I clear my throat…loudly.
He turns, maul still in hand, breathing hard. His eyes find me in surprise, then they shift to that careful detachment he puts on whenever I'm near, as if he's pressing himself flat to hide.
"Connor wanted me to give you this waiver update before you head over to the next demo." I hold up the clipboard, all business. My voice doesn't waver. Kaylee Easton, professional to the bone.
"Sure." He sets the maul against the block and walks toward me, pulling the hem of his shirt up to wipe the sweat off his face, and I get a full view of his stomach—hard, ridged, with a trail of dark hair that disappears below his waistband—and my own stomach clenches as I wrench my eyes back to the clipboard.
He takes it from my hand, and I make sure our fingers don't touch.
He reads through it. Then slides the pen out from the top to sign and date it, then hands it back. "You don't have to keep doing this."
I go still. "Doing what?"
"Pretending you're fine."
How dare he! Standing here dripping sweat and smelling of cedar and telling me what I'm feeling.
"I am fine," I reply, and my voice could cut glass.
He holds my gaze with those blue-gray eyes. "Kaylee."
The way he says my name, low and achy, makes my stomach flip, and I hate him for it. I hate that my body hasn't gotten the memo that we're done here. "Is there anything else you need, or can I get back to work?"
A muscle jumps in his jaw, and he nods once. "Nothing else."
I turn and walk back down the trail, and I don't run, since running would mean he got to me, and he didn't.
He absolutely didn't.
Heritage Night is always my favorite part of the week.
The fire pit is glowing, Ewan's in his kilt playing something on his fiddle that makes the whole forest feel as if it's leaning in to listen, and Rourke's singing along in that warm tenor of his—some old Irish ballad.
The guests are scattered on the log benches, wrapped in blankets, faces lit by the firelight. Jamie's asleep in Teagan's lap. Graham and Sky are sharing a bench, her head on his shoulder.
It's magic. This is the thing I fell in love with when I came to Timber Run…this feeling, right here. Community. Warmth. Belonging.
I'm sitting with Imogen on some camp chairs, mugs of hot cider in our hands. She's telling me about a client at the spa who cried during a deep tissue session and then tipped forty percent, which is apparently a regular occurrence in her line of work.
I'm laughing. I'm present. I'm fine.
And then I feel it.
That prickle on the back of my neck. The feeling that someone's watching me, and I know exactly who it is without looking, because my body has apparently developed a sixth sense specifically calibrated to Dean Archer's attention, which is both mortifying and infuriating.
He's across the fire. I can see him in my peripheral vision—leaning against one of the log posts at the edge of the circle, face half in shadow. He's not trying to hide it. He's just...looking. The way he looked at me at the bar. Like I'm…his.
I take a sip of cider and say something to Imogen about the crying client.

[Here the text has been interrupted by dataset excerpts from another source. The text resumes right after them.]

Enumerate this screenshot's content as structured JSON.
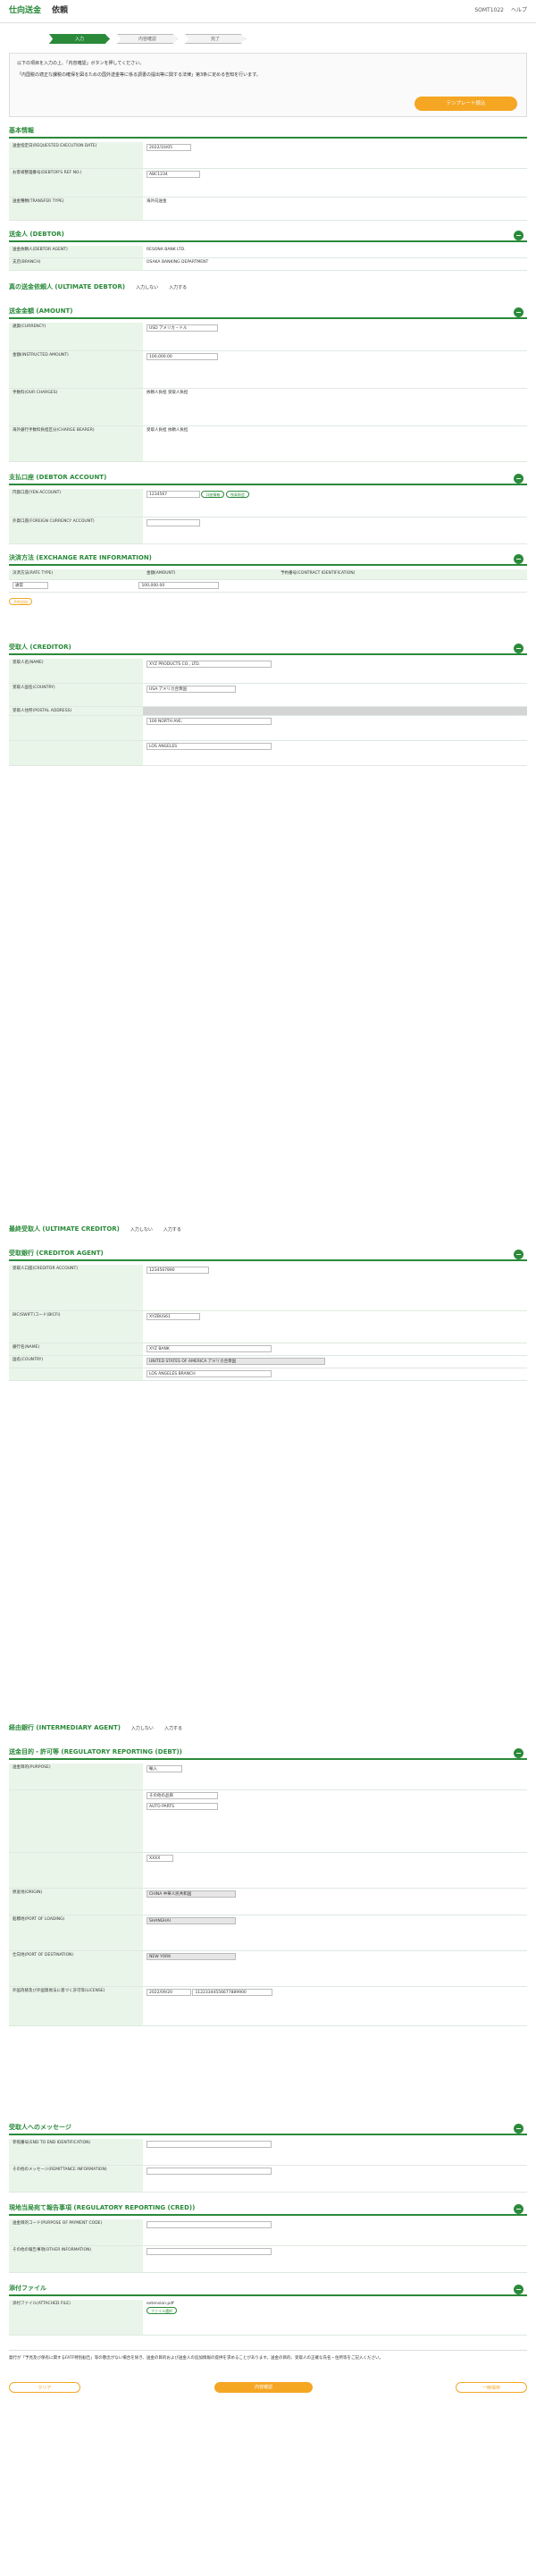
{
  "header": {
    "title": "仕向送金",
    "subtitle": "依頼",
    "user": "SOMT1022",
    "help": "ヘルプ"
  },
  "steps": [
    "入力",
    "内容確認",
    "完了"
  ],
  "intro": {
    "line1": "以下の項目を入力の上、「内容確認」ボタンを押してください。",
    "line2": "「内国税の適正な課税の確保を図るための国外送金等に係る調書の提出等に関する法律」第3条に定める告知を行います。",
    "template_button": "テンプレート読込"
  },
  "basic": {
    "title": "基本情報",
    "date_label": "送金指定日(REQUESTED EXECUTION DATE)",
    "date_value": "2022/10/05",
    "ref_label": "お客様整理番号(DEBTOR'S REF NO.)",
    "ref_value": "ABC1234",
    "transfer_label": "送金種類(TRANSFER TYPE)",
    "transfer_value": "海外向送金"
  },
  "debtor": {
    "title": "送金人 (DEBTOR)",
    "agent_label": "送金依頼人(DEBTOR AGENT)",
    "agent_value": "RESONA BANK LTD.",
    "branch_label": "支店(BRANCH)",
    "branch_value": "OSAKA BANKING DEPARTMENT"
  },
  "ultdebtor": {
    "title": "真の送金依頼人 (ULTIMATE DEBTOR)",
    "opt1": "入力しない",
    "opt2": "入力する"
  },
  "amount": {
    "title": "送金金額 (AMOUNT)",
    "currency_label": "通貨(CURRENCY)",
    "currency_value": "USD アメリカ・ドル",
    "amount_label": "金額(INSTRUCTED AMOUNT)",
    "amount_value": "100,000.00",
    "fee_label": "手数料(OUR CHARGES)",
    "fee_opt1": "依頼人負担",
    "fee_opt2": "受取人負担",
    "overseas_label": "海外銀行手数料負担区分(CHARGE BEARER)",
    "overseas_opt1": "受取人負担",
    "overseas_opt2": "依頼人負担"
  },
  "account": {
    "title": "支払口座 (DEBTOR ACCOUNT)",
    "yen_label": "円貨口座(YEN ACCOUNT)",
    "yen_value": "1234567",
    "fx_label": "外貨口座(FOREIGN CURRENCY ACCOUNT)",
    "btn1": "口座情報",
    "btn2": "残高照会"
  },
  "rate": {
    "title": "決済方法 (EXCHANGE RATE INFORMATION)",
    "col1": "決済方法(RATE TYPE)",
    "col2": "金額(AMOUNT)",
    "col3": "予約番号(CONTRACT IDENTIFICATION)",
    "type_value": "通常",
    "amount_value": "100,000.00",
    "add_button": "予約追加"
  },
  "creditor": {
    "title": "受取人 (CREDITOR)",
    "name_label": "受取人名(NAME)",
    "name_value": "XYZ PRODUCTS CO., LTD.",
    "country_label": "受取人国名(COUNTRY)",
    "country_value": "USA アメリカ合衆国",
    "address_label": "受取人住所(POSTAL ADDRESS)",
    "street_value": "100 NORTH AVE.",
    "town_value": "LOS ANGELES"
  },
  "ultcreditor": {
    "title": "最終受取人 (ULTIMATE CREDITOR)",
    "opt1": "入力しない",
    "opt2": "入力する"
  },
  "agent": {
    "title": "受取銀行 (CREDITOR AGENT)",
    "ibank_label": "受取人口座(CREDITOR ACCOUNT)",
    "iban_value": "1234567890",
    "bic_label": "BIC(SWIFT)コード(BICFI)",
    "bic_value": "XYZBUS61",
    "name_label": "銀行名(NAME)",
    "name_value": "XYZ BANK",
    "country_label": "国名(COUNTRY)",
    "country_value": "UNITED STATES OF AMERICA アメリカ合衆国",
    "branch_value": "LOS ANGELES BRANCH"
  },
  "intermediary": {
    "title": "経由銀行 (INTERMEDIARY AGENT)",
    "opt1": "入力しない",
    "opt2": "入力する"
  },
  "regulatory": {
    "title": "送金目的・許可等 (REGULATORY REPORTING (DEBT))",
    "purpose_label": "送金目的(PURPOSE)",
    "purpose_value": "輸入",
    "category_value": "その他の品目",
    "item_value": "AUTO PARTS",
    "code_value": "XXXX",
    "origin_label": "原産地(ORIGIN)",
    "origin_value": "CHINA 中華人民共和国",
    "loading_label": "船積地(PORT OF LOADING)",
    "loading_value": "SHANGHAI",
    "dest_label": "仕向地(PORT OF DESTINATION)",
    "dest_value": "NEW YORK",
    "license_label": "外国為替及び外国貿易法に基づく許可等(LICENSE)",
    "license_date": "2022/09/20",
    "license_no": "11223344556677889900"
  },
  "message": {
    "title": "受取人へのメッセージ",
    "label1": "参照番号(END TO END IDENTIFICATION)",
    "label2": "その他のメッセージ(REMITTANCE INFORMATION)"
  },
  "cred": {
    "title": "現地当局宛て報告事項 (REGULATORY REPORTING (CRED))",
    "label1": "送金目的コード(PURPOSE OF PAYMENT CODE)",
    "label2": "その他の報告事項(OTHER INFORMATION)"
  },
  "files": {
    "title": "添付ファイル",
    "label": "添付ファイル(ATTACHED FILE)",
    "file_value": "extension.pdf",
    "btn": "ファイル選択"
  },
  "footer": {
    "note": "発行が「予見及び保有に関するFATF特別勧告」等の懸念がない場合を除き、送金の目的および送金人の追加情報の提供を求めることがあります。送金の目的、受取人の正確な氏名・住所等をご記入ください。",
    "clear": "クリア",
    "confirm": "内容確認",
    "save": "一時保存"
  }
}
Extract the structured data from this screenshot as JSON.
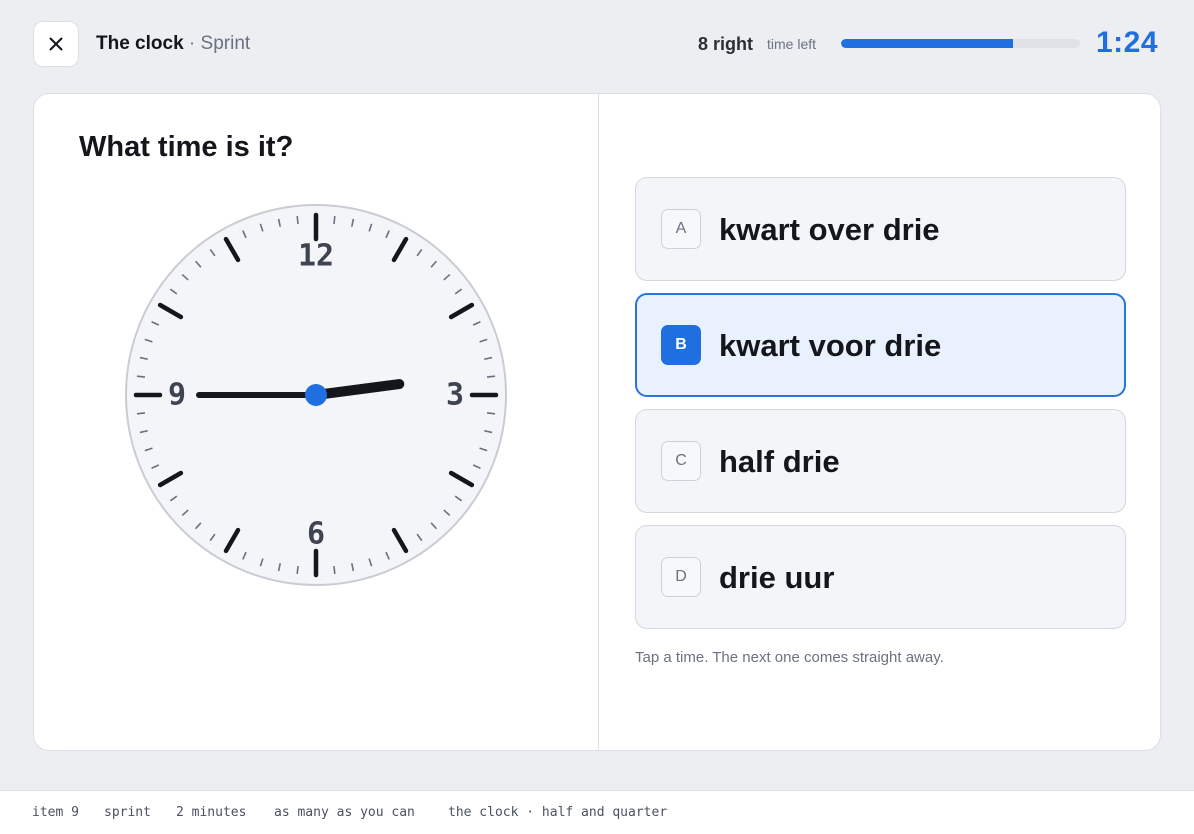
{
  "header": {
    "title": "The clock",
    "mode": " · Sprint",
    "score": "8 right",
    "time_left_label": "time left",
    "progress_fraction": 0.72,
    "timer": "1:24"
  },
  "question": {
    "prompt": "What time is it?",
    "clock": {
      "hour": 2,
      "minute": 45,
      "numerals": [
        "12",
        "3",
        "6",
        "9"
      ]
    }
  },
  "options": [
    {
      "letter": "A",
      "label": "kwart over drie",
      "selected": false
    },
    {
      "letter": "B",
      "label": "kwart voor drie",
      "selected": true
    },
    {
      "letter": "C",
      "label": "half drie",
      "selected": false
    },
    {
      "letter": "D",
      "label": "drie uur",
      "selected": false
    }
  ],
  "hint": "Tap a time. The next one comes straight away.",
  "footer": {
    "item": "item 9",
    "mode": "sprint",
    "duration": "2 minutes",
    "goal": "as many as you can",
    "topic": "the clock · half and quarter"
  },
  "colors": {
    "accent": "#1f6fe0",
    "selected_bg": "#e8f1fd",
    "hand": "#14161b"
  }
}
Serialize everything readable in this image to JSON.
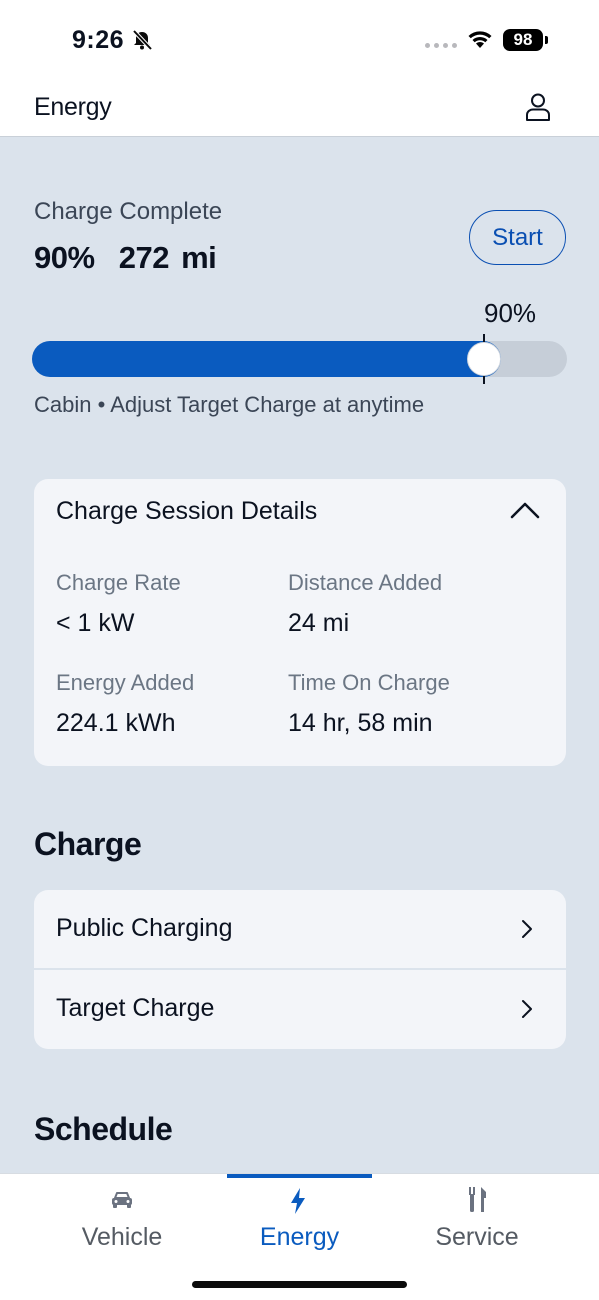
{
  "status_bar": {
    "time": "9:26",
    "battery": "98",
    "icons": [
      "bell-slash-icon",
      "signal-dots-icon",
      "wifi-icon",
      "battery-icon"
    ]
  },
  "header": {
    "title": "Energy",
    "profile_icon": "person-icon"
  },
  "charge": {
    "status": "Charge Complete",
    "summary": "90%  272 mi",
    "start_label": "Start",
    "target_label": "90%",
    "level_fraction": 0.9,
    "note": "Cabin • Adjust Target Charge at anytime"
  },
  "session": {
    "title": "Charge Session Details",
    "details": [
      {
        "label": "Charge Rate",
        "value": "< 1 kW"
      },
      {
        "label": "Distance Added",
        "value": "24 mi"
      },
      {
        "label": "Energy Added",
        "value": "224.1 kWh"
      },
      {
        "label": "Time On Charge",
        "value": "14 hr, 58 min"
      }
    ]
  },
  "charge_section": {
    "title": "Charge",
    "items": [
      {
        "label": "Public Charging"
      },
      {
        "label": "Target Charge"
      }
    ]
  },
  "schedule_section": {
    "title": "Schedule"
  },
  "nav": {
    "items": [
      {
        "label": "Vehicle",
        "icon": "car-icon"
      },
      {
        "label": "Energy",
        "icon": "bolt-icon",
        "active": true
      },
      {
        "label": "Service",
        "icon": "tools-icon"
      }
    ]
  },
  "colors": {
    "accent": "#0a5bbf",
    "background": "#dbe3ec",
    "card": "#f3f5f9"
  }
}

Imogen glances past my shoulder, then back at me. Her eyebrow ticks up by a fraction.
"Don't say it,” I say.
"I didn't say anything."
"Your face said it."
"My face is innocent." She sips her cider. "He's staring at you, though. Like, not subtly."
"I'm aware."
"And you're pretending you're not affected, yet you're gripping that mug hard enough to make it shatter at any moment."
I look down. My knuckles are white. I loosen my grip.
"I'm not affected."
"Babe." She says it so gently without judgment.